Most memorable quotes by HK films

  

memorable quotes HK films

“The jianghu underworld filled with crouching tigers and hidden dragons, but so are human feelings.” - Crouching Tiger, Hidden Dragon (2000)

“From now on, we're friends of one minute.” - Days of Being Wild
“If I were a girl, would you want to marry me?” - The Love Eterne (1963). The Chinese folk legend of the Butterfly Lovers may have been adapted many times, but with this film's poetic lyrics and colorful scheme, it may be the best adaptation both historically and artistically. The film tells the story of a young scholar who chances upon an aristocratic daughter who attends a male-only school disguised as a boy.
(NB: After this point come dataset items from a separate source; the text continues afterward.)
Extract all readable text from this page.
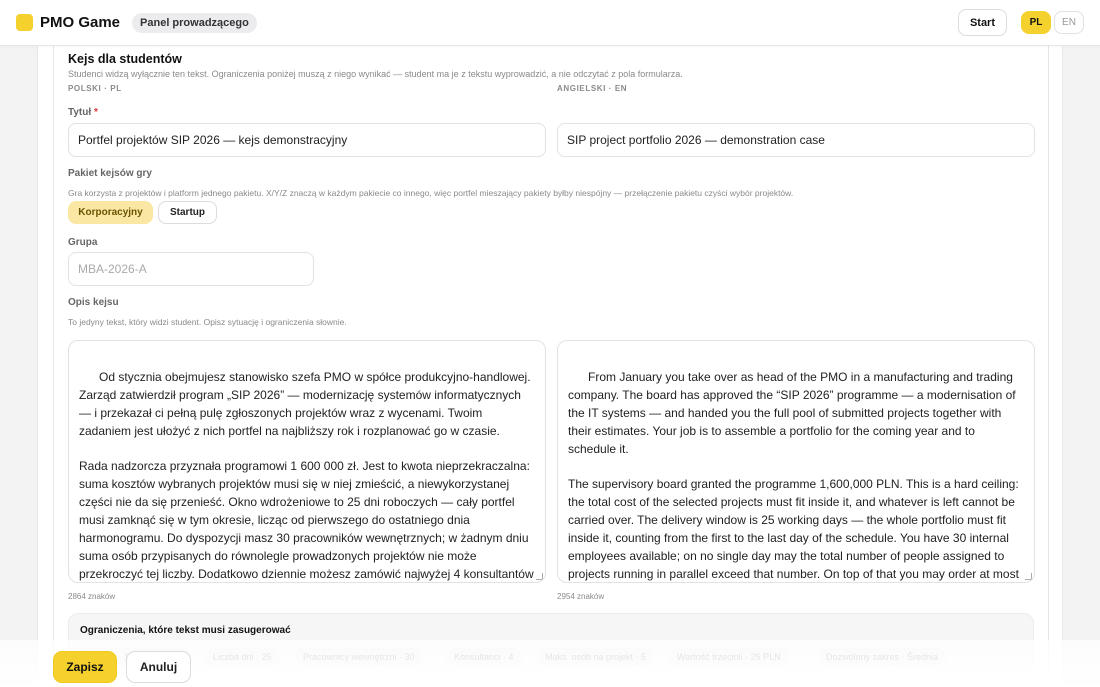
PMO Game	Panel prowadzącego	Start	PL	EN
Kejs dla studentów
Studenci widzą wyłącznie ten tekst. Ograniczenia poniżej muszą z niego wynikać — student ma je z tekstu wyprowadzić, a nie odczytać z pola formularza.
POLSKI · PL	ANGIELSKI · EN
Tytuł *
Portfel projektów SIP 2026 — kejs demonstracyjny
SIP project portfolio 2026 — demonstration case
Pakiet kejsów gry
Gra korzysta z projektów i platform jednego pakietu. X/Y/Z znaczą w każdym pakiecie co innego, więc portfel mieszający pakiety byłby niespójny — przełączenie pakietu czyści wybór projektów.
Korporacyjny	Startup
Grupa
MBA-2026-A
Opis kejsu
To jedyny tekst, który widzi student. Opisz sytuację i ograniczenia słownie.

Od stycznia obejmujesz stanowisko szefa PMO w spółce produkcyjno-handlowej. Zarząd zatwierdził program „SIP 2026” — modernizację systemów informatycznych — i przekazał ci pełną pulę zgłoszonych projektów wraz z wycenami. Twoim zadaniem jest ułożyć z nich portfel na najbliższy rok i rozplanować go w czasie.

Rada nadzorcza przyznała programowi 1 600 000 zł. Jest to kwota nieprzekraczalna: suma kosztów wybranych projektów musi się w niej zmieścić, a niewykorzystanej części nie da się przenieść. Okno wdrożeniowe to 25 dni roboczych — cały portfel musi zamknąć się w tym okresie, licząc od pierwszego do ostatniego dnia harmonogramu. Do dyspozycji masz 30 pracowników wewnętrznych; w żadnym dniu suma osób przypisanych do równolegle prowadzonych projektów nie może przekroczyć tej liczby. Dodatkowo dziennie możesz zamówić najwyżej 4 konsultantów

From January you take over as head of the PMO in a manufacturing and trading company. The board has approved the “SIP 2026” programme — a modernisation of the IT systems — and handed you the full pool of submitted projects together with their estimates. Your job is to assemble a portfolio for the coming year and to schedule it.

The supervisory board granted the programme 1,600,000 PLN. This is a hard ceiling: the total cost of the selected projects must fit inside it, and whatever is left cannot be carried over. The delivery window is 25 working days — the whole portfolio must fit inside it, counting from the first to the last day of the schedule. You have 30 internal employees available; on no single day may the total number of people assigned to projects running in parallel exceed that number. On top of that you may order at most

2864 znaków	2954 znaków
Ograniczenia, które tekst musi zasugerować
Zapisz	Anuluj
The two become sworn brothers and spend three years together as classmates. However, when she reveals her true identity, they decide to get married. Their plan is halted by her father who had planned to marry her off to a rich family.
“I'm not showing them I'm the best. I just want to tell them I can take back what I've lost.” - A Better Tomorrow (1986) directed by John Woo. The director explains how he first came up with the now-customary tradition of double-pistol shooting in the action movie genre? “When I was preparing for a scene in A Better Tomorrow, where Chow Yun-fat has to take on a large group of people, I asked Chow to use two pistols at the same time to produce the musical rhythm of drum beats and the damages of a machine gun.”
“Why don't you photograph the sea and the clouds? People are so ugly.” - Boat People, directed by Ann Hui . this is one of the most important films in Hong Kong cinema. This political thriller centers around a Japanese photojournalist (Lam) who revisits the post-Liberation Vietnam in 1987 to document its rebirth The film reveals the horrors facing the people living in the port of Danang, who are sent to forced labour camps that are misguidedly labelled as “new economic zones.” The film forecasts the fate of Hong Kong after 1997, an interpretation not weakened by the Chinese authorities' view of it as an “anti-communist” work. The film was selected in competition at Cannes Film Festival. “At some point, we were asked to negotiate with the (authorities) in Paris, and were told that we couldn't be included in the (main) competition anymore,” Hui recalls. “We were still given the status of ‘official selection', (but were instead) presented there as the ‘film surprise'. And they told me that the preceding ‘film surprise,‘ which was also prevented by the government (from competing), was Andrei Tarkovsky's Stalker. At that point, I was so smitten I just said yes.”
“I believe we wouldn't be like them. I was wrong.” - In the Mood for Love (2000). “He remembers those vanished years. As though looking through a dusty window pane, the past is something he could use, but not touch. And everything he sees is blurred and indistinct.” And so the great Hong Kong film ends with a quotation from writer Liu Yi-Chang's stream-of-consciousness novella, Intersection, which loosely inspired Wong Kar-wai into capturing the tentative affair between two potential lovers who cross paths briefly before parting forever.